Chimeno recommended bringing in a sample of the pesky weed for the nursery worker to identify, so that he or she can help you find an effective treatment.
Abrahams said that transitioning your garden from a summer style to a fall or winter fashion is not usually a laborious task, as many gardeners have designated areas in their landscape for seasonal colors, and when the right season rolls around, they will change out annuals, pull weeds and add compost. Tools needed to get the job done include a shovel and a pair of pruning spears. Chimeno said that other tools you may need include leaf rakes, a lawn mower with a mulcher, a hand trowel and various weeding tools.
Chimeno recommended mulching whenever possible, because it replenishes organic matter in the soil.
Dana Fagan, landscape office manager at Greengate Garden Center and Landscaping, said, “Soil is the life source for your plants; it is how they get their water and nutrients. It is important to have a good balance of topsoil and organic material, but there is no one formula that works in every situation.”
“Soil that is too dense may hold too much water and may be difficult for the roots to grow through. When soil is too dense it can also cause water to run off quickly instead of being absorbed. Soil that is too loose may not have enough structure to hold moisture or to give the roots anything to grab on to and grow strong,” she added.
“You can’t just pull a landscape design out of a box and have it work in every situation,” Fagan warned. “A good landscape design should complement and enhance the architecture of the home.”
As far as what is popular in gardening during the fall season, Abrahams said, “The first wave of activity in the fall colors is around Thanksgiving, so a lot of people go for the warm colors — varying shades of orange and yellow — and then the next wave would be Christmas. A lot of people will bypass the fall color and go straight for the winter colors. It just depends on your budget and what you’re interested in.”
Abrahams said that he has noticed a trend in landscaping toward “containerized” gardening, meaning potted plants with seasonal colors, because they are generally smaller, simpler and more manageable. Abrahams has also noticed a growing trend in food gardens, including fruit trees, vegetables and herbs.
“By far, vegetable gardens are huge.
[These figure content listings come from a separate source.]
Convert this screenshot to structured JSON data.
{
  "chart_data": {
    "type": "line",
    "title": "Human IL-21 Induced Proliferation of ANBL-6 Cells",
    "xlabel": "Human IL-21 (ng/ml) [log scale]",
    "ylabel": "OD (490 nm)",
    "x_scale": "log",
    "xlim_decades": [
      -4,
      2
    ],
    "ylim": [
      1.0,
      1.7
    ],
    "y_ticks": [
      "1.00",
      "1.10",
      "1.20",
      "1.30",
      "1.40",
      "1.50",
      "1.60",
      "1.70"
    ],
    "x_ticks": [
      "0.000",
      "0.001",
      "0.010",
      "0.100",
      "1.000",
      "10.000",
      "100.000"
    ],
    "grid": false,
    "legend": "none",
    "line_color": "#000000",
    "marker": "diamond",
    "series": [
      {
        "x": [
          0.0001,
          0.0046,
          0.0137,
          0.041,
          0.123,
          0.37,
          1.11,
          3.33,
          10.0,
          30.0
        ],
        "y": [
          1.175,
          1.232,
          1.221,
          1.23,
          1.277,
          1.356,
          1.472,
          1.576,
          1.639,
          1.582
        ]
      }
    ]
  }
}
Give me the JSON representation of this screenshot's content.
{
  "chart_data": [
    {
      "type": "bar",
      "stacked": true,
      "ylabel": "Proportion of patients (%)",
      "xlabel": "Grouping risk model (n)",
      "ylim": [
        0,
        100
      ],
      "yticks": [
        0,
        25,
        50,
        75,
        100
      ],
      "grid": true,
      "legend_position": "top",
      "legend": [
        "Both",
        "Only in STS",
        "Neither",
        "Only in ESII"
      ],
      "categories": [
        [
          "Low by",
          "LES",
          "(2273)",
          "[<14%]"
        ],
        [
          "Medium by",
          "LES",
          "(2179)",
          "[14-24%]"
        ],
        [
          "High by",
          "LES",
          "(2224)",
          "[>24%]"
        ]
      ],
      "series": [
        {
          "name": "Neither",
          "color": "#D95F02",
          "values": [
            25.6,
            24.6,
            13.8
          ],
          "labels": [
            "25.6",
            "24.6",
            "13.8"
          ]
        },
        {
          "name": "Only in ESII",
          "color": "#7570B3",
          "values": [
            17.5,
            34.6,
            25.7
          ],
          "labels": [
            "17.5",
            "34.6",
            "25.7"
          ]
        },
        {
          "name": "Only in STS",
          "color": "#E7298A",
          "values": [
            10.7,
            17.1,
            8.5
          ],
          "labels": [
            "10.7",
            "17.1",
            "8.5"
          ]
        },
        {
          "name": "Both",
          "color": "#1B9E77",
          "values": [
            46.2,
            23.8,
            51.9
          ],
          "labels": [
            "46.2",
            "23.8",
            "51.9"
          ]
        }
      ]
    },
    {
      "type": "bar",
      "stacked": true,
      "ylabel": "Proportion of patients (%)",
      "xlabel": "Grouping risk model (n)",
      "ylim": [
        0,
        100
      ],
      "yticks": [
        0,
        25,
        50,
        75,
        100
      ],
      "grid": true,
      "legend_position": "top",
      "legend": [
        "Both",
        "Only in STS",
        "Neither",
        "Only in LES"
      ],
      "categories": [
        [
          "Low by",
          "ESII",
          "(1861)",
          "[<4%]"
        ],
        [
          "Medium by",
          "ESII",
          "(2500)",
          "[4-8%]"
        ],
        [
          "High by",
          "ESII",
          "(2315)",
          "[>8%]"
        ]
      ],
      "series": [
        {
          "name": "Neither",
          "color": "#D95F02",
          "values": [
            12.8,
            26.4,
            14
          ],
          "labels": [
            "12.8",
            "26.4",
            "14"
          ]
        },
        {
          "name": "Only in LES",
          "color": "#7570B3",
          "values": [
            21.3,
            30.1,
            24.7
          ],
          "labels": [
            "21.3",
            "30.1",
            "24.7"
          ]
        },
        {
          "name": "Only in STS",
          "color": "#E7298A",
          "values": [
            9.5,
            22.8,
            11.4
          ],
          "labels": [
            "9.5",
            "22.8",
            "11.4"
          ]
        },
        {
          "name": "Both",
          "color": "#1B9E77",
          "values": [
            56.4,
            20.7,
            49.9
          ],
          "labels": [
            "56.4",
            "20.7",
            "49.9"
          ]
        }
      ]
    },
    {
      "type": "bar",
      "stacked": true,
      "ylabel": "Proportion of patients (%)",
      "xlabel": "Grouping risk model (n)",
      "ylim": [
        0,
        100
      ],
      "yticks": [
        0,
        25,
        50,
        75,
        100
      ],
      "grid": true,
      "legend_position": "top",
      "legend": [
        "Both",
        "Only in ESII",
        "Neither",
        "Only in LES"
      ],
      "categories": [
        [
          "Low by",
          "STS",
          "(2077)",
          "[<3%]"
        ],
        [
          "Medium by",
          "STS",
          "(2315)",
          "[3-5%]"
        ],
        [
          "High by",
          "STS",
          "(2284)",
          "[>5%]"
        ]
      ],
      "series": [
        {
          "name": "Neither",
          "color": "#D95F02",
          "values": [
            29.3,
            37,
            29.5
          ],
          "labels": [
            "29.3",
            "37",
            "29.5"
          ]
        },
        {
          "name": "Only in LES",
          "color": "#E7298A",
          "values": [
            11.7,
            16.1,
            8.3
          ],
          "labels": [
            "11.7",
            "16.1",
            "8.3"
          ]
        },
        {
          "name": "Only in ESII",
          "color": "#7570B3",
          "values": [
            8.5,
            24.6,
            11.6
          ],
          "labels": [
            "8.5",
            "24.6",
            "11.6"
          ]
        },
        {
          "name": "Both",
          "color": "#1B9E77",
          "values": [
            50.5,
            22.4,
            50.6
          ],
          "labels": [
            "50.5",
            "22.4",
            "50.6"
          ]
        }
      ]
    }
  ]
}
I’ve been in this industry for 13 years now, and I have never seen personal vegetable gardens so popular. I have people coming in 10 years younger than me interested about it, and then you’ve got the people who have been gardening for 20 or 30 years still going at it. It is more popular now than ever,” Chimeno said.
Chimeno attributed this trend in part to the degree of control gardeners have over what chemical treatments go on their plants.
“We’re fortunate to live in Southwest Louisiana. We can grow just about any item. We can grow tropicals; we can grow pretty much anything. The downside is we’ve got all the problems. We’ve got all the insects, the diseases. We take the good with the bad,” Chimeno said.